When it comes to borrowing, you can choose either banks or direct lenders. Banks also accept applications from subprime borrowers, but the rejection rate is quite high. They usually have stricter criteria than direct lenders.  

Direct lenders are usually more flexible than banks. If you have a good credit rating, you will certainly prefer your bank, and if your credit rating is slightly tainted but not extremely poor, you can choose between banks and direct lenders. 

It is worth noting that banks do not offer small emergency loans such as payday loans and quick loans. These loans are provided only by direct lenders. It means when it comes to taking out quick loans, you will have to contact direct lenders, as banks do not provide these loans 

Quick loans online are available from various direct lenders. You are eligible for these loans even if your credit rating is poor. Note that quick loans will be available at different interest rates from different lenders.  

Why quick loans from direct lenders are better 

Here is why quick loans from direct lenders are better: 

  • Speed 

Direct lenders are known for convenience and speed. Having submitted a loan application, lenders will make the decision in a few hours.
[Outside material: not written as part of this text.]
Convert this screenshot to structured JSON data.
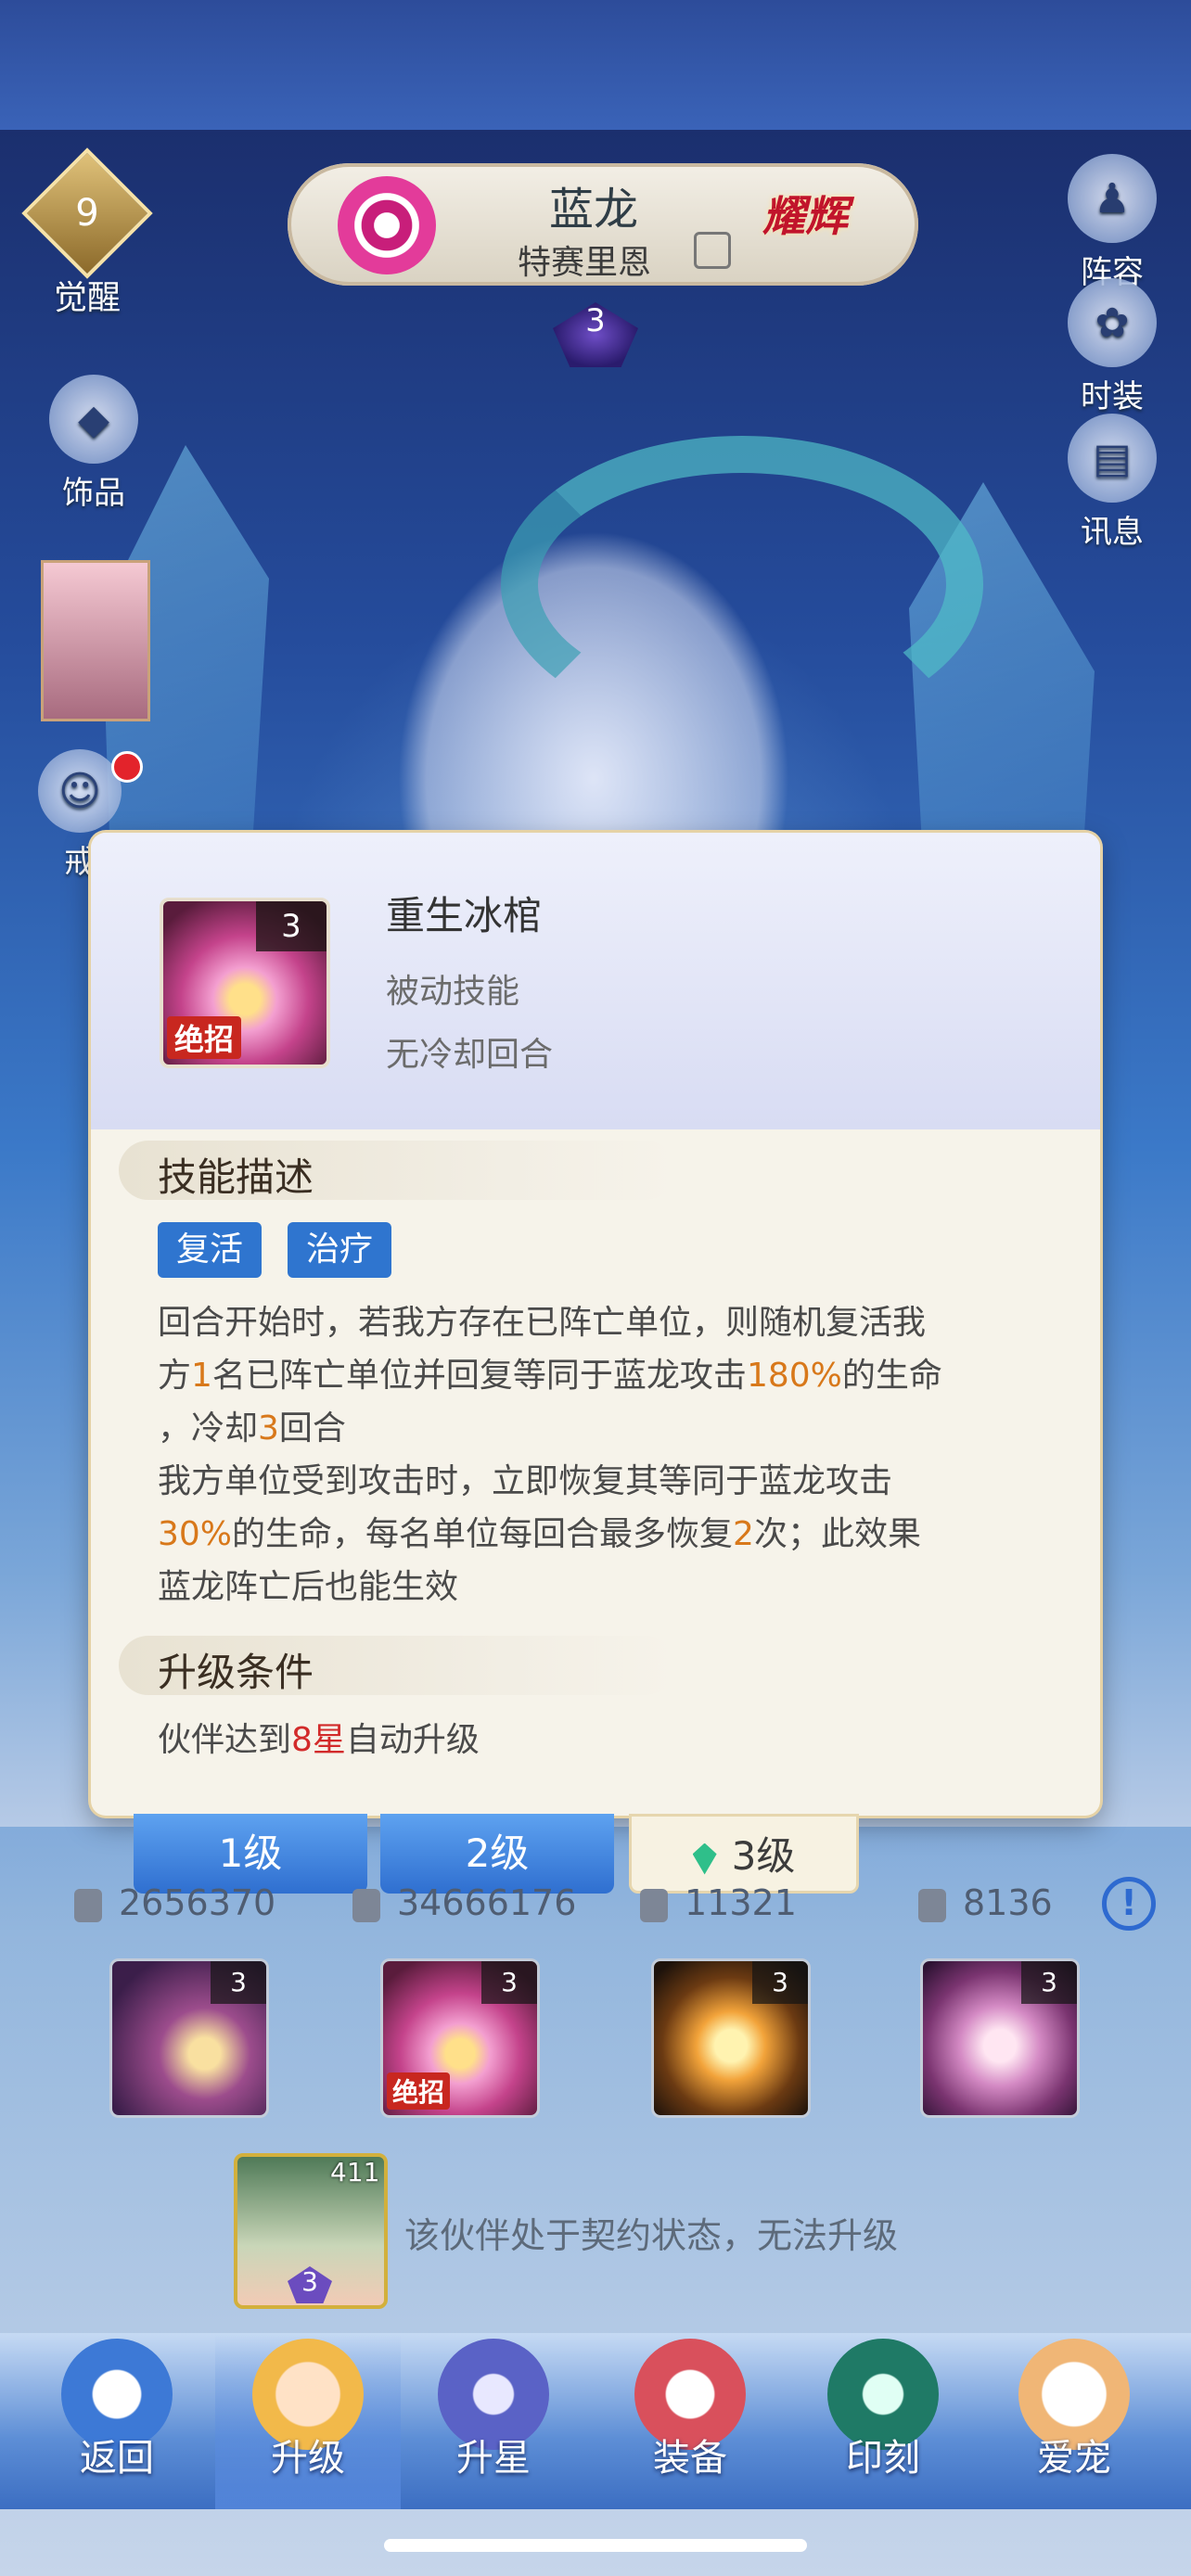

As quick loans do not involve a large sum of money, the lending decision is made based on your income sources. 

Most lenders will not run a hard credit check because these loans are aimed at subprime borrowers. They will run soft inquiries, which do not show up on your credit report, which means your credit score will remain the same as before. 

  • Flexible 

Personal loans can be obtained from banks as well, provided they are not too small as emergency loans, but when their deals are compared with those of direct lenders, you will find that the latter are more flexible than the former.  

Banks usually follow strict criteria. Not only do they expect you to have a good credit rating, but they will also want you to have a strong repayment capacity. If you owe debt, they will most likely restrict the loan amount and charge high interest rates. 

Fortunately, direct lenders are more flexible. As long as you have been paying off your current obligation, this will not get in your way. If your income is not enough, they will offer a longer repayment term. So, if you are looking for flexible deals, direct lender loans will be the best bet for you.  

  • Approval process 

The approval process by direct lenders differs from that of banks. The latter uses traditional methods to evaluate your creditworthiness. They heavily rely on your credit rating. If your score is not up to scratch, they will repudiate your application.  

However, direct lenders are a bit flexible. They evaluate your credit score, but they do not treat it as the be-all and end-all. They would rather take into account your overall financial condition. If you prove your repayment capacity, you will most likely receive the nod.  

However, it is worth noting that money lenders in Ireland charge different interest rates. You will have to do a little bit of research to ensure that you are choosing the most affordable deal. 

Direct lenders vs banks – which is better? 

Quick loans are generally provided by direct lenders, not banks. They are also called online loans with fast approval, but personal loans are available from banks as well. The following table demonstrates the difference between the two institutions based on some aspects: 

 

Key aspects 

Direct lenders 

Banks 

Approval speed 

Money will be transferred to you within 24 hours. However, if the loan amount is large, it will take 48 hours 

Banks do not provide lump-sum loans. Personal loans from them take at least a week to get approval. In some cases, it may take up to two weeks. 

Documentation 

Minimal documentation is requiredNormally, you will need to submit your pay slip or bank statement in case of large loans.